A morte decidiu viver aqui
O México é sexto país do mundo em jornalistas assassinados: mais de cem desde 2000. E o estado de Veracruz, no Golfo do México, é o mais mortífero do país. Os jornalistas trabalham sob terror e muitos exilam-se, na cidade do México ou até nos Estados Unidos. Era o caso de Rúben Espinosa, fotojornalista de 31 anos que fugiu de Veracruz e se refugiou na capital. Cinco cadáveres foram encontrados no fim-de-semana, quatro mulheres e Espinosa. Escrevera há um mês: “É triste pensar em Veracruz, não há palavras para dizer quão mal vão esse estado, o governo, a imprensa, e quão bem vai a corrupção. A morte escolheu Veracruz, a morte decidiu viver aqui.”
Espinosa foi executado com um tiro na cabeça. Duas das mulheres tinham o rosto desfeito e todas terão sido violadas antes do “tiro de misericórdia”. Eram Nadia Vera, activista social e amiga de Espinosa, uma colombiana, uma empregada doméstica e uma esteticista. Pistas? Um vídeo de segurança mostra três homens a fugir do local na noite de sexta-feira. Motivos? Os jornais não sabem. Vingança contra Espinosa? O activismo de Vera? Roubo? Feminicídio?
Veracruz, onde imperam os narcotraficantes, é “uma luz vermelha para a liberdade de informação”. Mas — frisa um jornal mexicano — o pior significado de mais uma matança não é ter visado um jornalista mas pôr a nu a impotência do Estado.

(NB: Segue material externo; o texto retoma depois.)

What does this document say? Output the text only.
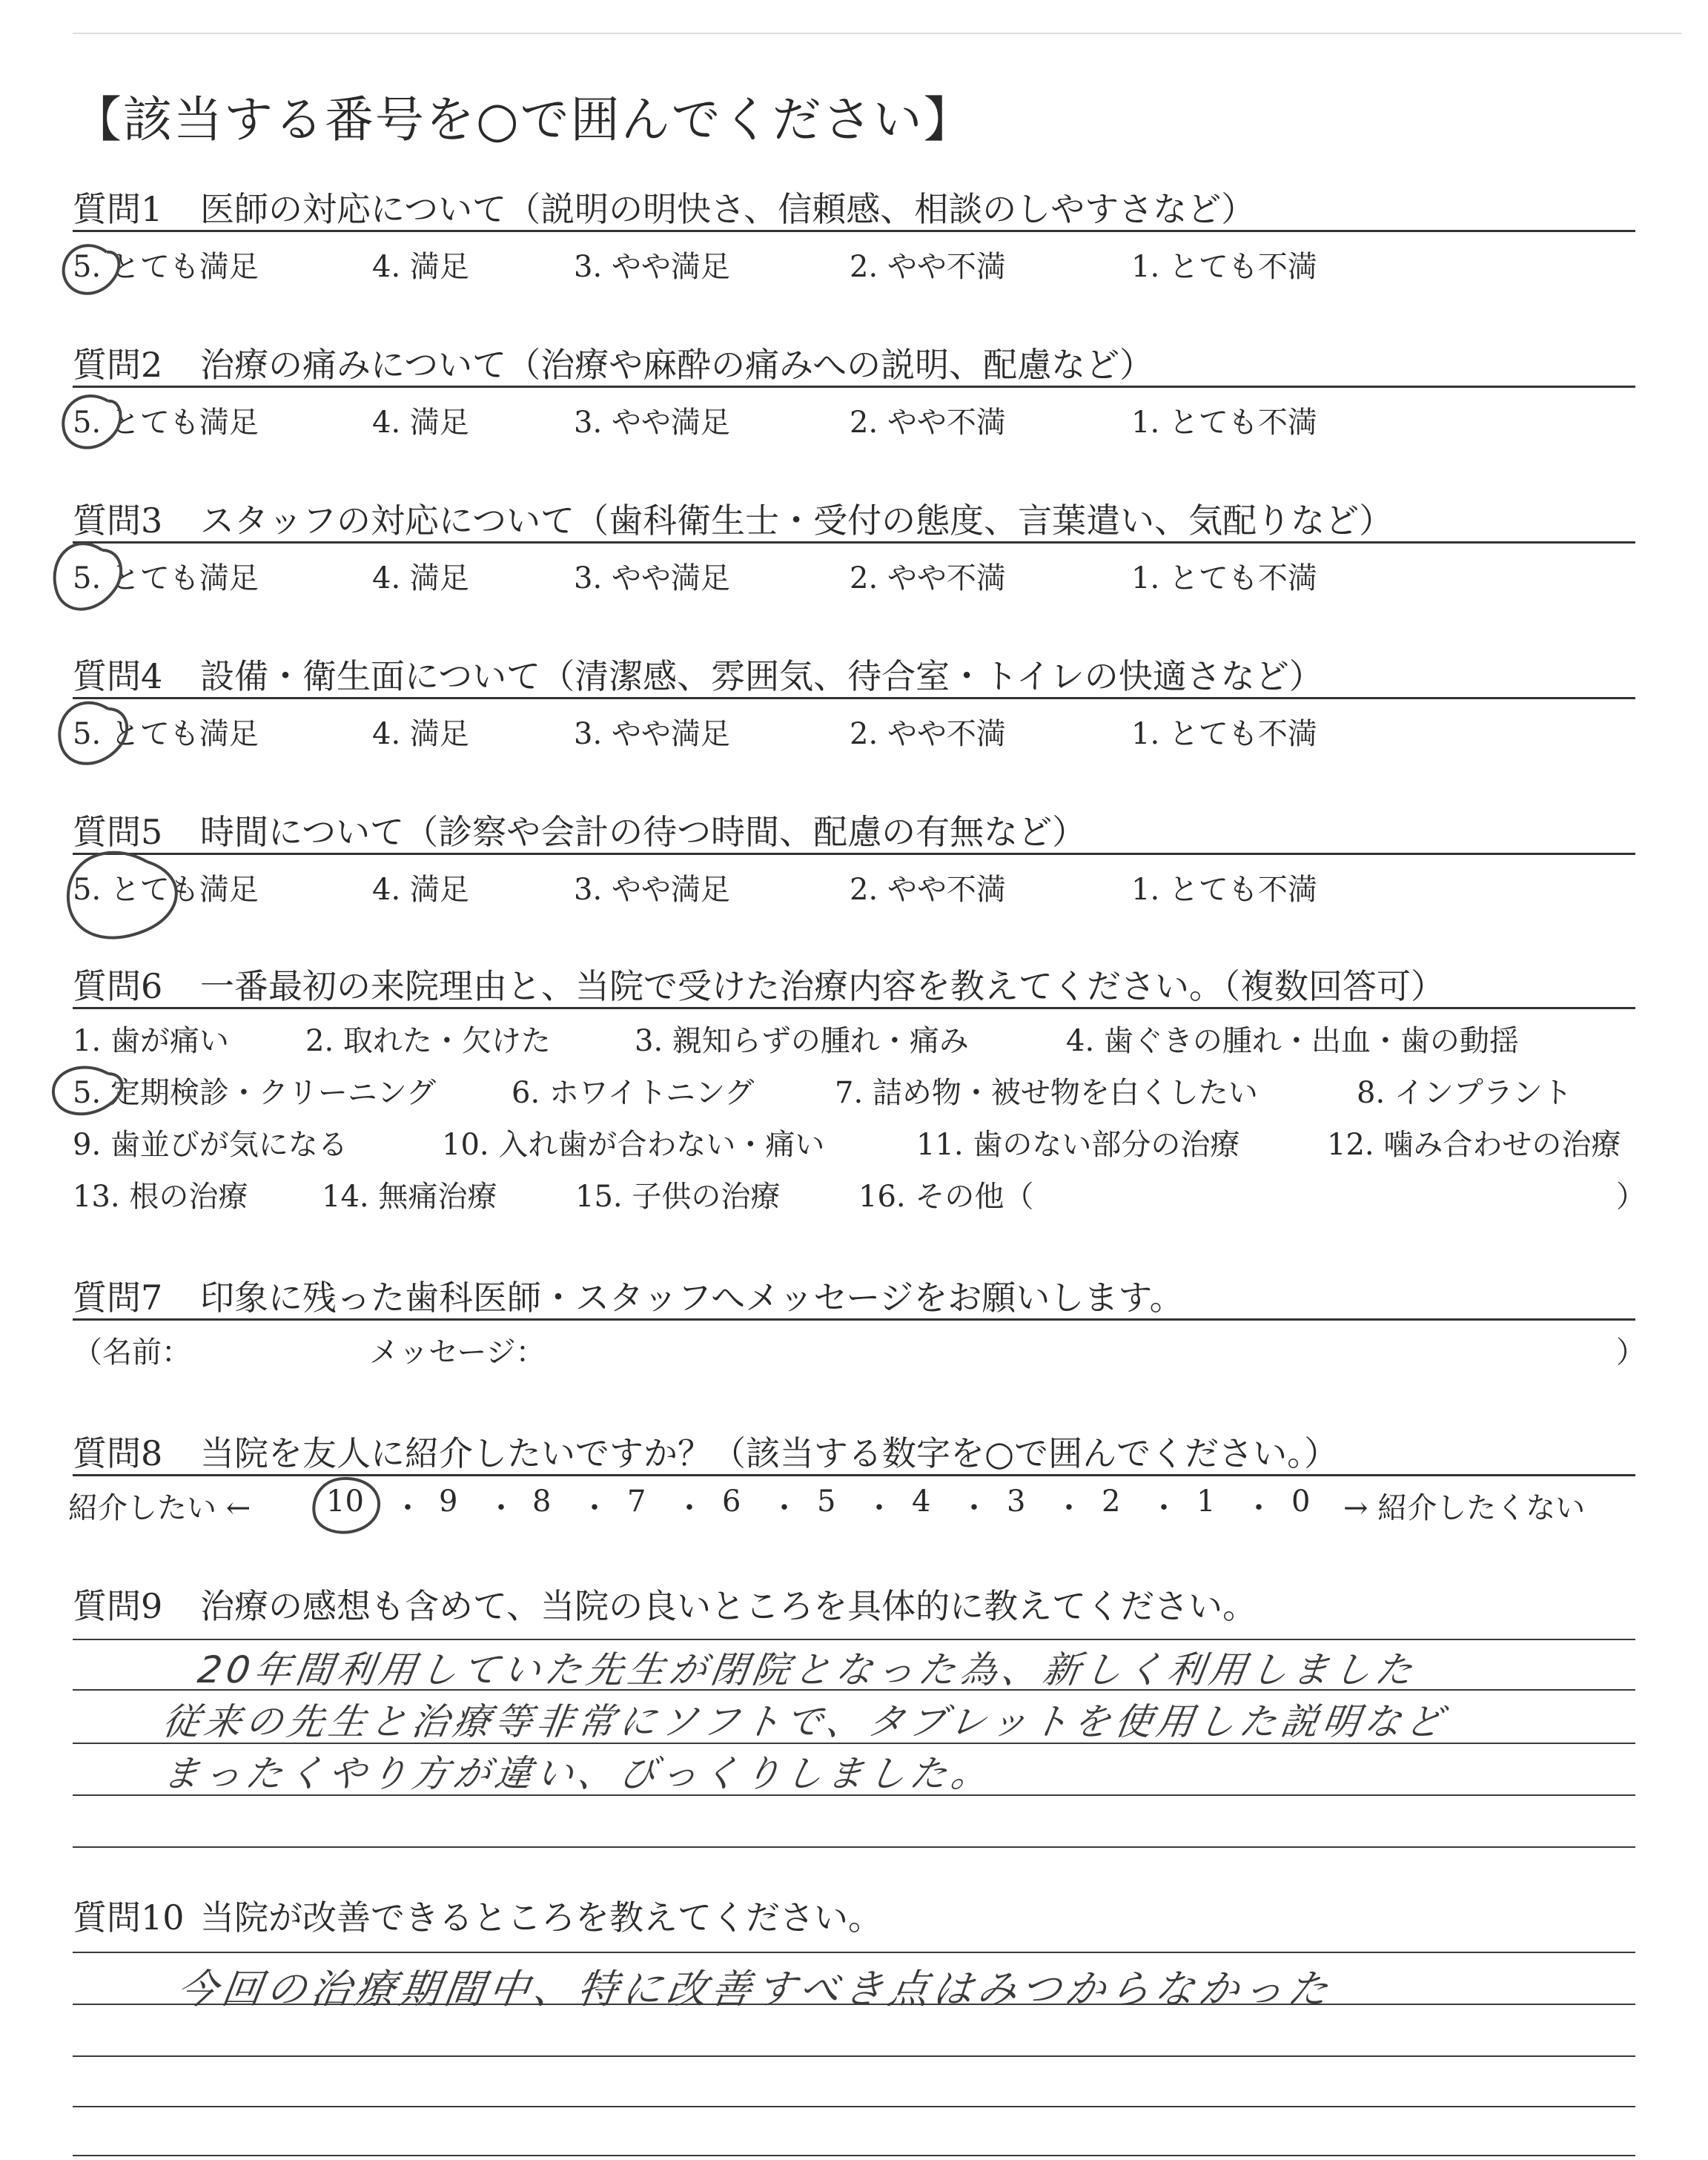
【該当する番号を○で囲んでください】
質問1 医師の対応について（説明の明快さ、信頼感、相談のしやすさなど）
5. とても満足	4. 満足	3. やや満足	2. やや不満	1. とても不満
質問2 治療の痛みについて（治療や麻酔の痛みへの説明、配慮など）
5. とても満足	4. 満足	3. やや満足	2. やや不満	1. とても不満
質問3 スタッフの対応について（歯科衛生士・受付の態度、言葉遣い、気配りなど）
5. とても満足	4. 満足	3. やや満足	2. やや不満	1. とても不満
質問4 設備・衛生面について（清潔感、雰囲気、待合室・トイレの快適さなど）
5. とても満足	4. 満足	3. やや満足	2. やや不満	1. とても不満
質問5 時間について（診察や会計の待つ時間、配慮の有無など）
5. とても満足	4. 満足	3. やや満足	2. やや不満	1. とても不満
質問6 一番最初の来院理由と、当院で受けた治療内容を教えてください。（複数回答可）
1. 歯が痛い	2. 取れた・欠けた	3. 親知らずの腫れ・痛み	4. 歯ぐきの腫れ・出血・歯の動揺
5. 定期検診・クリーニング	6. ホワイトニング	7. 詰め物・被せ物を白くしたい	8. インプラント
9. 歯並びが気になる	10. 入れ歯が合わない・痛い	11. 歯のない部分の治療	12. 噛み合わせの治療
13. 根の治療 14. 無痛治療	15. 子供の治療	16. その他（	）
質問7 印象に残った歯科医師・スタッフへメッセージをお願いします。
（名前：	メッセージ：	）
質問8 当院を友人に紹介したいですか？（該当する数字を○で囲んでください。）
紹介したい ←	10 ・ 9 ・ 8 ・ 7 ・ 6 ・ 5 ・ 4 ・ 3 ・ 2 ・ 1 ・ 0 → 紹介したくない
質問9 治療の感想も含めて、当院の良いところを具体的に教えてください。
20年間利用していた先生が閉院となった為、新しく利用しました
従来の先生と治療等非常にソフトで、タブレットを使用した説明など
まったくやり方が違い、びっくりしました。
質問10 当院が改善できるところを教えてください。
今回の治療期間中、特に改善すべき点はみつからなかった
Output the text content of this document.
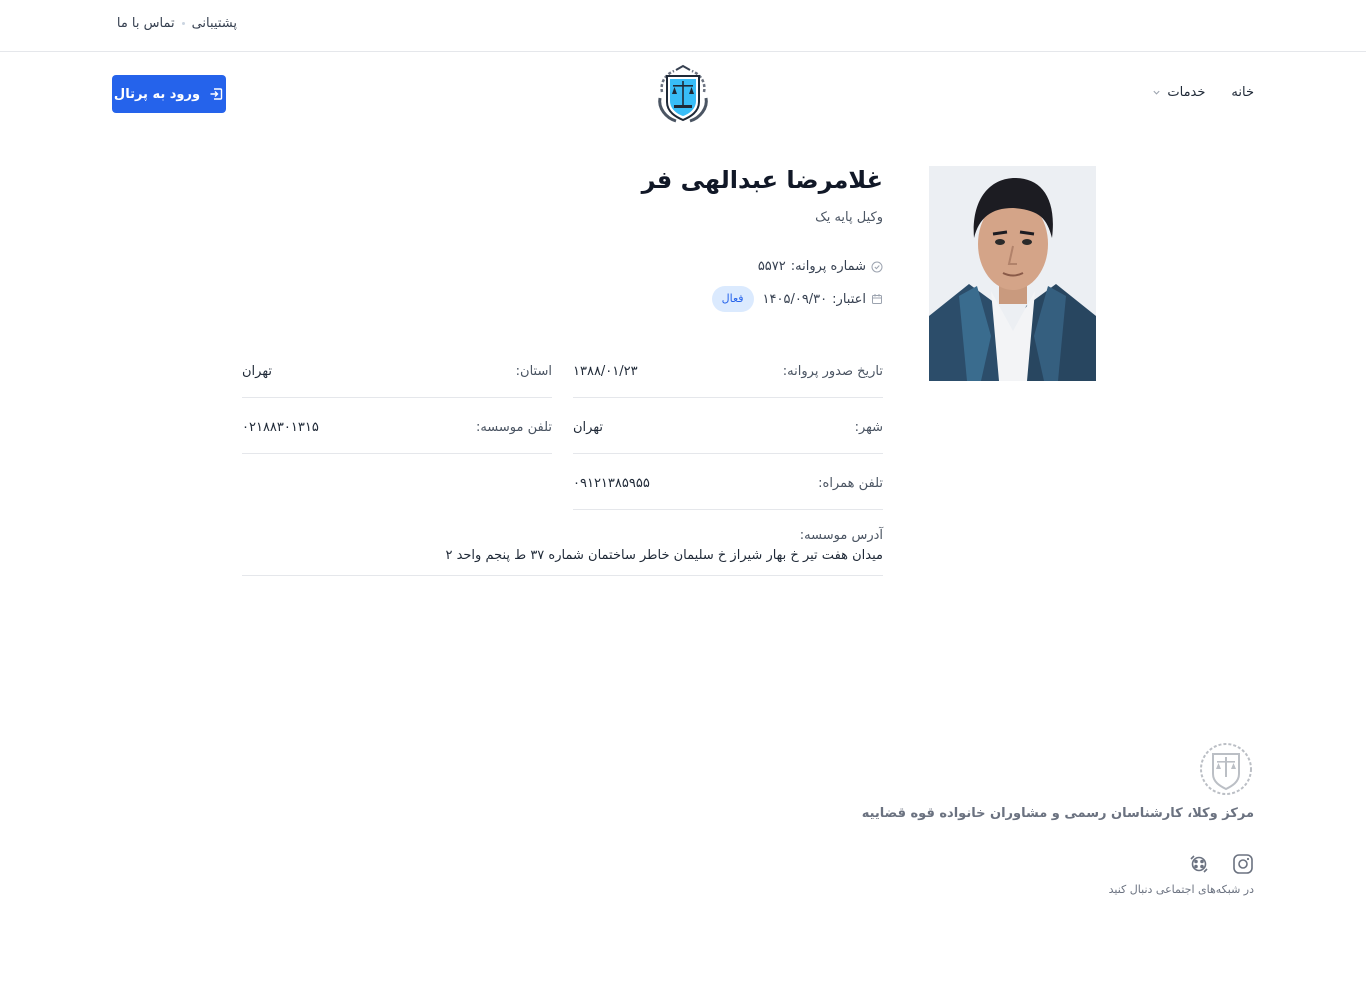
پشتیبانی
تماس با ما
خانه
خدمات
ورود به پرتال
غلامرضا عبدالهی فر
وکیل پایه یک
شماره پروانه:
۵۵۷۲
اعتبار:
۱۴۰۵/۰۹/۳۰
فعال
تاریخ صدور پروانه:
۱۳۸۸/۰۱/۲۳
استان:
تهران
شهر:
تهران
تلفن موسسه:
۰۲۱۸۸۳۰۱۳۱۵
تلفن همراه:
۰۹۱۲۱۳۸۵۹۵۵
آدرس موسسه:
میدان هفت تیر خ بهار شیراز خ سلیمان خاطر ساختمان شماره ۳۷ ط پنجم واحد ۲
مرکز وکلا، کارشناسان رسمی و مشاوران خانواده قوه قضاییه
در شبکه‌های اجتماعی دنبال کنید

O México é uma democracia ameaçada.
“O México cheira a sangue” desde a guerra da independência (200 mil mortos), sintetiza o escritor mexicano Enrique Krauze. Houve depois a revolução (um milhão de mortos, na maioria de doença e fome). Hoje há a guerra do narcotráfico. “É uma complexa guerra civil, com fogos cruzados e alianças turvas e instáveis entre os grupos do crime organizado e do narcotráfico e entre estes e as forças do governo federal e dos estados.”
Sublinha: “O que mais surpreende é a omnipresença [da violência] e a crueldade. (...) Execuções, decapitações, mutilações, sequestros, extorsões, massacres colectivos. Dia após dia, no México, não no Afeganistão.”
A escritora Guadalupe Nettel evoca as solitárias praias da sua juventude, nos estados de Guerrero, Oaxaca ou Michoacán. “Para as gerações posteriores à minha, esses nomes já só significam terror, tortura e morte.” Acapulco, em Guerrero? Já não é o paraíso. “Tornou-se num porto controlado pelos cartéis, que num dia violam turistas e no outro deixam decapitados num salão de baile.”
Durante a semana houve manifestações em muitas cidades. Mas os mexicanos são fatalistas: “Os mortos de hoje tapam-nos os de amanhã. Não há uma má notícia que outra pior não faça esquecer.”